Brain stimulation diagnostics and therapeutics

This project is a collaboration with the International Clinical Research Center to advance the science and clinical translation of brain stimulation theranostics for neurological disease. The lab's team is investigating stimulation-response using transcranial stimulation and direct electrical stimulation combined with scalp and intracranial EEG.

AI-powered bioelectronic medicine

Currently, most therapeutic strategies for disease are either pharmaceutical or surgical. Bioelectronic medicine provides a complementary approach for directly manipulating the cells, circuits and systems that underlie many diseases. Bioelectronic therapy treats disease symptoms and has potential for restoration.

To correct the irregular signaling that underlies many diseases, the lab uses artificial intelligence (AI)-powered bioelectronic medicine. These therapies leverage advances in biology, engineering and AI to understand and manipulate the communication between cells, organs and systems. The implementation involves integrating implantable and wearable sensing and electrical stimulation devices with off-the-body AI coprocessors running on consumer devices such as iPhone and Android. The lab's goal is to create a system that directly senses, electrically stimulates and adaptively controls cellular biology and organ function.

The cornerstone of our group's efforts is an AI-powered bioelectronics platform. The lab's team has implemented this strategy in a proof of concept for canines and humans with epilepsy using a Medtronic research device, as an initial-use case. Expanding to other diseases is largely an engineering challenge. The technology elements — electrode interface, devices, computing, biological understanding — are poised for integration and rapid advance to serve our patients.
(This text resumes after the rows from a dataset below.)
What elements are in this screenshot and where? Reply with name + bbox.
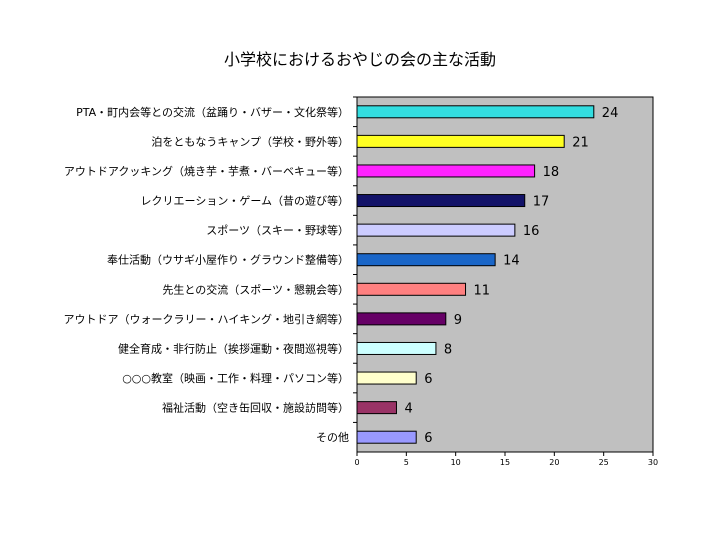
data-label-2: 18 bbox=[543, 165, 560, 180]
category-label-1: 泊をともなうキャンプ（学校・野外等） bbox=[151, 134, 349, 148]
category-label-11: その他 bbox=[316, 431, 349, 444]
bar-5 bbox=[356, 253, 496, 267]
x-tick-label-3: 15 bbox=[500, 458, 510, 467]
data-label-5: 14 bbox=[503, 254, 520, 269]
category-label-9: ○○○教室（映画・工作・料理・パソコン等） bbox=[122, 371, 349, 385]
category-label-3: レクリエーション・ゲーム（昔の遊び等） bbox=[141, 194, 349, 208]
data-label-7: 9 bbox=[454, 313, 462, 328]
bar-4 bbox=[356, 223, 516, 237]
data-label-4: 16 bbox=[523, 224, 540, 239]
data-label-1: 21 bbox=[572, 135, 589, 150]
data-label-8: 8 bbox=[444, 342, 452, 357]
chart-title: 小学校におけるおやじの会の主な活動 bbox=[223, 50, 496, 69]
category-label-7: アウトドア（ウォークラリー・ハイキング・地引き網等） bbox=[64, 312, 349, 326]
data-label-10: 4 bbox=[404, 402, 412, 417]
data-label-3: 17 bbox=[533, 195, 550, 210]
data-label-6: 11 bbox=[474, 283, 491, 298]
bar-8 bbox=[356, 341, 437, 355]
data-label-0: 24 bbox=[602, 106, 619, 121]
bar-3 bbox=[356, 194, 526, 208]
bar-1 bbox=[356, 134, 565, 148]
data-label-11: 6 bbox=[424, 431, 432, 446]
category-label-8: 健全育成・非行防止（挨拶運動・夜間巡視等） bbox=[118, 341, 349, 355]
x-tick-label-6: 30 bbox=[648, 458, 658, 467]
data-label-9: 6 bbox=[424, 372, 432, 387]
category-label-6: 先生との交流（スポーツ・懇親会等） bbox=[162, 282, 349, 296]
bar-2 bbox=[356, 164, 536, 178]
x-tick-label-2: 10 bbox=[451, 458, 461, 467]
category-label-5: 奉仕活動（ウサギ小屋作り・グラウンド整備等） bbox=[107, 253, 349, 267]
bar-6 bbox=[356, 282, 467, 296]
x-tick-label-1: 5 bbox=[404, 458, 409, 467]
bar-9 bbox=[356, 371, 417, 385]
category-label-0: PTA・町内会等との交流（盆踊り・バザー・文化祭等） bbox=[76, 105, 349, 119]
category-label-4: スポーツ（スキー・野球等） bbox=[206, 223, 349, 237]
x-tick-label-0: 0 bbox=[354, 458, 359, 467]
category-label-10: 福祉活動（空き缶回収・施設訪問等） bbox=[162, 401, 349, 415]
x-tick-label-5: 25 bbox=[599, 458, 609, 467]
category-label-2: アウトドアクッキング（焼き芋・芋煮・バーベキュー等） bbox=[64, 164, 349, 178]
x-tick-label-4: 20 bbox=[549, 458, 559, 467]
bar-7 bbox=[356, 312, 447, 326]
plot-area bbox=[356, 96, 654, 453]
bar-0 bbox=[356, 105, 595, 119]
bar-11 bbox=[356, 430, 417, 444]
bar-10 bbox=[356, 401, 397, 415]
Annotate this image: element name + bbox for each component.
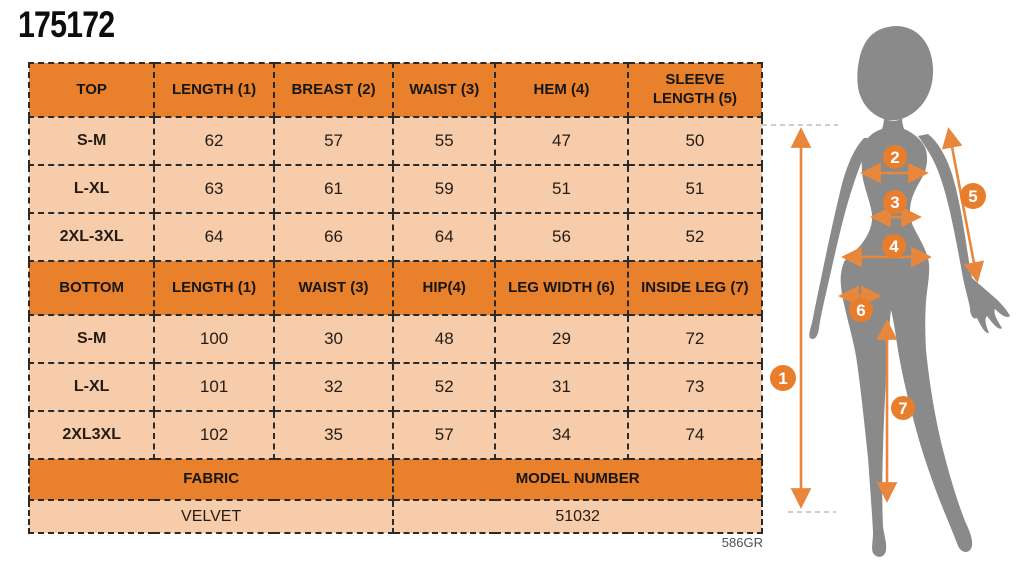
value-cell: 66 [272,212,395,262]
value-cell: 55 [392,116,497,166]
bottom-header-cell: INSIDE LEG (7) [626,260,764,316]
silhouette-body [840,118,973,557]
marker-1-circle [770,365,796,391]
silhouette-head [857,26,934,121]
bottom-header-cell: WAIST (3) [272,260,395,316]
marker-7-label: 7 [898,399,907,418]
value-cell: 62 [153,116,275,166]
top-header-cell: SLEEVE LENGTH (5) [626,62,764,118]
value-cell: 35 [272,410,395,460]
top-header-cell: BREAST (2) [272,62,395,118]
value-cell: 32 [272,362,395,412]
marker-6-label: 6 [856,301,865,320]
marker-5-label: 5 [968,187,977,206]
marker-7-circle [891,396,915,420]
bottom-header-cell: BOTTOM [27,260,156,316]
silhouette-left-arm [809,138,869,339]
value-cell: 102 [153,410,275,460]
marker-4-label: 4 [889,237,899,256]
bottom-header-row: BOTTOM LENGTH (1) WAIST (3) HIP(4) LEG W… [27,260,764,316]
value-cell: 64 [153,212,275,262]
value-cell: 57 [272,116,395,166]
fabric-value-cell: VELVET [27,499,395,534]
fabric-header-cell: FABRIC [27,458,395,501]
bottom-header-cell: LEG WIDTH (6) [494,260,629,316]
table-row: L-XL 63 61 59 51 51 [27,164,764,214]
value-cell: 72 [626,314,764,364]
size-cell: S-M [27,314,156,364]
info-header-row: FABRIC MODEL NUMBER [27,458,763,501]
value-cell: 73 [626,362,764,412]
reference-code: 586GR [721,535,763,550]
page-title: 175172 [18,4,115,45]
value-cell: 61 [272,164,395,214]
marker-2-circle [883,145,907,169]
value-cell: 51 [626,164,764,214]
value-cell: 29 [494,314,629,364]
model-number-header-cell: MODEL NUMBER [392,458,763,501]
value-cell: 51 [494,164,629,214]
size-cell: L-XL [27,362,156,412]
top-header-cell: HEM (4) [494,62,629,118]
value-cell: 59 [392,164,497,214]
value-cell: 101 [153,362,275,412]
sleeve-arrow-5 [941,127,985,283]
woman-silhouette-image [809,26,1010,557]
value-cell: 34 [494,410,629,460]
measurement-markers: 1 2 3 4 5 6 7 [770,145,986,420]
value-cell: 63 [153,164,275,214]
value-cell: 64 [392,212,497,262]
table-row: 2XL3XL 102 35 57 34 74 [27,410,764,460]
marker-3-label: 3 [890,193,899,212]
model-number-value-cell: 51032 [392,499,763,534]
table-row: S-M 62 57 55 47 50 [27,116,764,166]
silhouette-right-arm [918,134,1010,334]
table-row: S-M 100 30 48 29 72 [27,314,764,364]
marker-4-circle [882,234,906,258]
top-header-row: TOP LENGTH (1) BREAST (2) WAIST (3) HEM … [27,62,764,118]
size-chart-table: TOP LENGTH (1) BREAST (2) WAIST (3) HEM … [27,62,764,534]
value-cell: 74 [626,410,764,460]
value-cell: 31 [494,362,629,412]
size-cell: 2XL3XL [27,410,156,460]
marker-2-label: 2 [890,148,899,167]
size-cell: 2XL-3XL [27,212,156,262]
info-value-row: VELVET 51032 [27,499,763,534]
marker-5-circle [960,183,986,209]
marker-6-circle [849,298,873,322]
value-cell: 52 [392,362,497,412]
bottom-header-cell: LENGTH (1) [153,260,275,316]
top-header-cell: WAIST (3) [392,62,497,118]
marker-3-circle [883,190,907,214]
value-cell: 52 [626,212,764,262]
value-cell: 56 [494,212,629,262]
table-row: L-XL 101 32 52 31 73 [27,362,764,412]
marker-1-label: 1 [778,369,787,388]
value-cell: 47 [494,116,629,166]
value-cell: 48 [392,314,497,364]
measurement-figure: 1 2 3 4 5 6 7 [762,26,1010,557]
bottom-header-cell: HIP(4) [392,260,497,316]
value-cell: 57 [392,410,497,460]
top-header-cell: TOP [27,62,156,118]
top-header-cell: LENGTH (1) [153,62,275,118]
size-cell: S-M [27,116,156,166]
table-row: 2XL-3XL 64 66 64 56 52 [27,212,764,262]
value-cell: 30 [272,314,395,364]
value-cell: 100 [153,314,275,364]
size-cell: L-XL [27,164,156,214]
value-cell: 50 [626,116,764,166]
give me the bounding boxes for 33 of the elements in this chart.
The Mayo Clinic Bioelectronic Platform will include an open-source system of biological interfaces, implantable and wearable devices, and AI-powered integration tools to enable disease tracking, digital phenotyping, prediction and adaptive therapeutic stimulation. Within a platform approach, the lab's investigators can provide the scientific, engineering and regulatory infrastructure for physicians to mount investigational device exemption (IDE) trials. The program will be tightly coupled to active extramural grants, entrepreneurship and industry collaboration.